Der Mutter gelang es für kurze Zeit, durch persönliche Absprache mit dem Direktor ein bescheidenes Bildungsprogramm aufzubauen, das die Gefangenen auf die Entlassung vorbereiten sollte – eine im russischen Strafvollzug, sogar im Jugendstrafvollzug, ungewohnte Perspektive. So konnte Svjatoslav schon in der Haft ein Rechtsstudium beginnen, das er nach der Entlassung an der Hochschule fortsetzte und abschloss. Anstatt eine Karriere zu suchen, wählte er sich eine Lebensaufgabe, die ihm nur Schwierigkeiten bringen konnte: die gesetzlichen Rechte auch für unbekannte Gefangene einzufordern. Er gründete die kleine Organisation «Sibirien ohne Folter/Сибирь безпыток», die versucht, schwere Verletzungen der Menschenrechte in Gefängnissen aufzudecken und juristisch dagegen vorzugehen. Sehr selten gelingt es, die Verurteilung folternder Polizeibeamter zu erreichen. Alle mit Rechtsfragen vertrauten Gesprächspartner bestätigen mir, dass auf den Richterstand keine Hoffnung zu setzen sei. Seit Generationen, ungebrochen durch das Ende der Sowjetunion, handle es sich um eine privilegierte Kaste, die selbstverständlich die Direktiven von oben über das Gesetz stelle. 

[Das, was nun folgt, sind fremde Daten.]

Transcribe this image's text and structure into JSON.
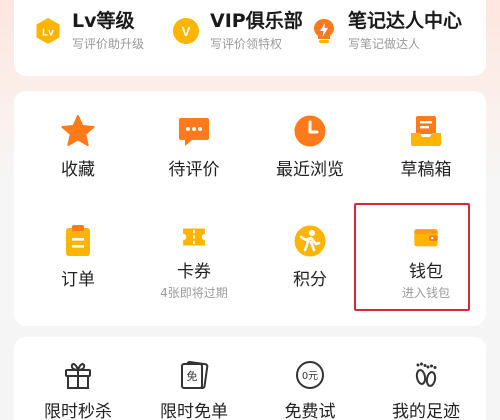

Dank dem die UNO seine Organisation unter ihren Schutz genommen hat, fühlt sich Svjatoslav einigermassen sicher. Dennoch lebt er mit ständiger Vorsicht. Eine illegale Hausdurchsuchung unter Beteiligung des Inlandgeheimdienstes, bei der alle elektronischen Geräte beschlagnahmt und nicht zurückerstattet wurden, obwohl keine Anklage erhoben werden konnte, haben er sowie seine Angehörigen schon erlebt, und es können weitere folgen.

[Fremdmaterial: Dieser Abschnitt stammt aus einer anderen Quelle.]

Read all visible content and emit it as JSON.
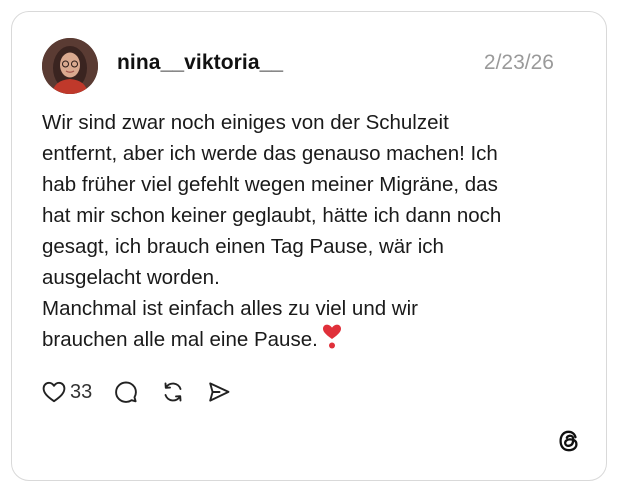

Bei Zachar Sarapulov/Цахарь Сарапулов war es eine staatliche Jubelfeier zum Anschluss der Krim, die er als Einzelgänger mit dem Hissen der ukrainischen Flagge beantwortete, ausgerechnet am Turm der Moskauer Eliteuniversität MGU, diesem gigantischen Wahrzeichen des Stalinismus. Dabei hatte er keine persönlichen Bindungen an die Ukraine. Die sofortige Verhaftung beendete sein Studium, da er sich weigerte, «Informant» zu werden. Aber dies eröffnete seinen persönlichen Weg zur Aufgabe, die in der Verfassung vorgesehenen demokratischen Rechte lokal zu verteidigen und vom Staat gedeckte Verstösse gegen die ökologische Gesetzgebung in der Region Irkutsk aufzudecken. Bei diesen wirken in der Regel Mitglieder des Staatsapparats und mafiöse Unternehmer in einem mächtigen Filz zusammen. In der Region Irkutsk betrifft das oft den illegalen Holzschlag, von dem z. B. auch IKEA durch Spenden an die Regierungspartei profitiert. Nicht nur ein gewaltfreier Strafvollzug, sondern auch eine ökologische Zukunft ist offensichtlich nicht möglich, ohne dass Aussenseiter auf den Rechtsstaat pochen.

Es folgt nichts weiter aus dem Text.